Czym jest ten długofalowy rozwój? Więcej o tym powiedział dyrektor finansowy Markus Rejek. Wyjaśnił on, że Arminia mocno ucierpiała finansowo w związku z pandemią koronawirusa. W przyszłości będzie to oznaczało problemy z tworzeniem poszczególnych zespołów młodzieżowych, a klub z Bielefeldu chce postawić mocny akcent na kwestię rozwijania, a później sprzedawania zawodników do innych klubów. To też częściowo tłumaczy rolę Kramera w zespole. Poza tworzeniem dobrych wyników ma on rozwijać osobowość i umiejętności pojedynczych graczy. Wynik sportowy jest ważny, ale kwestie finansowe jeszcze ważniejsze.
Przyszłość Arminii
O ile Kramer nie okaże się niesamowicie nieudanym pomysłem, to Arminia może jak najbardziej utrzymać się w Bundeslidze. Obecnie pewniakiem do spadku jest Schalke, które już chyba pogodziło się z tegoroczną kompromitacją i rozpoczęło przygotowania do batalii w 2. Bundeslidze. Dowodzi tego zatrudnienie Dimitriosa Grammozisa, który ma za sobą doświadczenia z VfL Bochum oraz SV Darmstadt 98.
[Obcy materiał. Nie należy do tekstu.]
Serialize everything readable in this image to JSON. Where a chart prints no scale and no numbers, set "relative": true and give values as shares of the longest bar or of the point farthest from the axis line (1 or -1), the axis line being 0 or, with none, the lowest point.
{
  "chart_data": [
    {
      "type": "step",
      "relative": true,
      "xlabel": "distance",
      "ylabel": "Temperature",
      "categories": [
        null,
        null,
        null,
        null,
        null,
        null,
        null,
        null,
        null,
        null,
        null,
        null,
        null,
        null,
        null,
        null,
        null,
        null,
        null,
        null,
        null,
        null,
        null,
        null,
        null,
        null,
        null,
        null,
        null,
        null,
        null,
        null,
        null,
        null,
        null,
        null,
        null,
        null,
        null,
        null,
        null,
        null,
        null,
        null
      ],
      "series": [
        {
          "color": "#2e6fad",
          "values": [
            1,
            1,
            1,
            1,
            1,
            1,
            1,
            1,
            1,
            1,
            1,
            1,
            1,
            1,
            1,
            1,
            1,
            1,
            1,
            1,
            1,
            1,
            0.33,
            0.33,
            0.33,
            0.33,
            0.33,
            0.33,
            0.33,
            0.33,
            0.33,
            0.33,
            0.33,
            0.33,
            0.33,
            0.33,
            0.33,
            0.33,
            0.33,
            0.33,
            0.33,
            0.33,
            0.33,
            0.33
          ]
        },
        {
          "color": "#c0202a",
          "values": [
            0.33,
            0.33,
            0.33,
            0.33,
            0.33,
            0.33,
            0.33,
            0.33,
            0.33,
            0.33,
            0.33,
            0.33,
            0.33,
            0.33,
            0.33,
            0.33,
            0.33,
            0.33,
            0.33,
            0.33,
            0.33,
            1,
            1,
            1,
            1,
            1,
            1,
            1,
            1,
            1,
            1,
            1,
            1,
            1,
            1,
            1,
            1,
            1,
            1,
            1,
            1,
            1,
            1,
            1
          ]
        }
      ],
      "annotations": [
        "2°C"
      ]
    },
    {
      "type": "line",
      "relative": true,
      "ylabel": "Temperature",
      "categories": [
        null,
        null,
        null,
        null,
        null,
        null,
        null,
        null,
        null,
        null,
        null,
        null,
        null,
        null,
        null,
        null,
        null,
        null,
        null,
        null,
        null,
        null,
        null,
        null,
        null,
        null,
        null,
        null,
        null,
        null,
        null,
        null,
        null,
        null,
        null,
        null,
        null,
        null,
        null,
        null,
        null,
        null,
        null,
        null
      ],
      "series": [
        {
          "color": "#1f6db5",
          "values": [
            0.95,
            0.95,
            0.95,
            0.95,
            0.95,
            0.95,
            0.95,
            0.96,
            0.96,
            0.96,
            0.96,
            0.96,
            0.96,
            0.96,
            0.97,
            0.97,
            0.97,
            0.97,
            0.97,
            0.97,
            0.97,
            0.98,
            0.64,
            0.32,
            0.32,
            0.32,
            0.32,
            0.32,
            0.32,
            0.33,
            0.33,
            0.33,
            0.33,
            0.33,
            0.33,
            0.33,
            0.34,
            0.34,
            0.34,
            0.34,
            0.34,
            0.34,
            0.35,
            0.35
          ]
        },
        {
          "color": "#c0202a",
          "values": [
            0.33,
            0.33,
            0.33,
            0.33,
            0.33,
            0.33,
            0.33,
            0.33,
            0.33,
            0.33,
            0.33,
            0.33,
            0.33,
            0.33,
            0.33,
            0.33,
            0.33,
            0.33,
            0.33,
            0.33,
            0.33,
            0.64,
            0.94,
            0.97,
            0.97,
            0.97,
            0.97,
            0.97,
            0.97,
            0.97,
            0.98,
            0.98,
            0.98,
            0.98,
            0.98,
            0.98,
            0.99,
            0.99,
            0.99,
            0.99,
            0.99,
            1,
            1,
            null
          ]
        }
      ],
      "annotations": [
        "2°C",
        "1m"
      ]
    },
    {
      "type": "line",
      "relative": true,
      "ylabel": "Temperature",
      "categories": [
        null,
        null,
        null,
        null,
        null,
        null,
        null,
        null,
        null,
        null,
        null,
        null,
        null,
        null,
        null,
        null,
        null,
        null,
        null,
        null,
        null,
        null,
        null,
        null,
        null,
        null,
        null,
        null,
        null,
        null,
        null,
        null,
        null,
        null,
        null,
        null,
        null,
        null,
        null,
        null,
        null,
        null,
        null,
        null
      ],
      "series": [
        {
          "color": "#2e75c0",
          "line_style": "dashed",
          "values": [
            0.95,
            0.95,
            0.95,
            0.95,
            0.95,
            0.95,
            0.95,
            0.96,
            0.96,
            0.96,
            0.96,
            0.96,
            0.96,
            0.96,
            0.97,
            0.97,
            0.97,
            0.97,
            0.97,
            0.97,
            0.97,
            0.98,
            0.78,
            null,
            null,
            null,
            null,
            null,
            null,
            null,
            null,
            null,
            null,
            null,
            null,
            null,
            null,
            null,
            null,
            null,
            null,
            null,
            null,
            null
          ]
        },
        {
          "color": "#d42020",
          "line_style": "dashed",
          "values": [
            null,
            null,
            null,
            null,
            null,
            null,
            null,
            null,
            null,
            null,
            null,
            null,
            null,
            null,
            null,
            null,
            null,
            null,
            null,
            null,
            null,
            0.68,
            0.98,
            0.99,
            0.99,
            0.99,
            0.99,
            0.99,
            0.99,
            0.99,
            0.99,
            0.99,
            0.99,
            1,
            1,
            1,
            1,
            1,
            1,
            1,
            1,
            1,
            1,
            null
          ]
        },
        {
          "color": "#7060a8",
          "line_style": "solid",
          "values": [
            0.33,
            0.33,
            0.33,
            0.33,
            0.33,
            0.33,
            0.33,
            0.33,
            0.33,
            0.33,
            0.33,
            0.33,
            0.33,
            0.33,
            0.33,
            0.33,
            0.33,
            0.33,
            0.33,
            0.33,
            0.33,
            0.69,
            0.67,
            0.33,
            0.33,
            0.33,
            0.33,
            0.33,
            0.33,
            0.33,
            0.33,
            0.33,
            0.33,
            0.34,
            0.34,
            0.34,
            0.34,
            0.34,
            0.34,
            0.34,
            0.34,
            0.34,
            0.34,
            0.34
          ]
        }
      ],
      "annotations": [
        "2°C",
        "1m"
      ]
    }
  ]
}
Inny kandydat do spadku – Mainz – powoli zdaje się odbijać od dołka. W ostatnich tygodniach drużyna z Moguncji rozegrała całkiem przyzwoite spotkania z Borussią Moenchengladbach czy Unionem Berlin. Z kolei Herthę Berlin przed katastrofą usiłuje ratować Pal Dardai. Drużyna ze stolicy Niemiec może być kolejnym niespodziewanym spadkowiczem. Od pewnego czasu znajduje się w kryzysie i gra nieprzyjazny dla fanów antyfutbol. Nie pomagają takie nazwiska w składzie jak Matheus Cunha, Krzysztof Piątek czy niedawno sprowadzony z Marsylii Serb Nemanja Radonjić. Klub zasilany finansowo przez Larsa Windhorsta jest zdecydowanie do przeskoczenia w tabeli przez ambitnie grającą na swoje możliwości Arminię. Tradycyjnie kandydatem do spadku jest też FC Koeln, ale popularne „Koziołki” raczej nie powinny pozwolić sobie na niespodziewany spadek do 2. Bundesligi.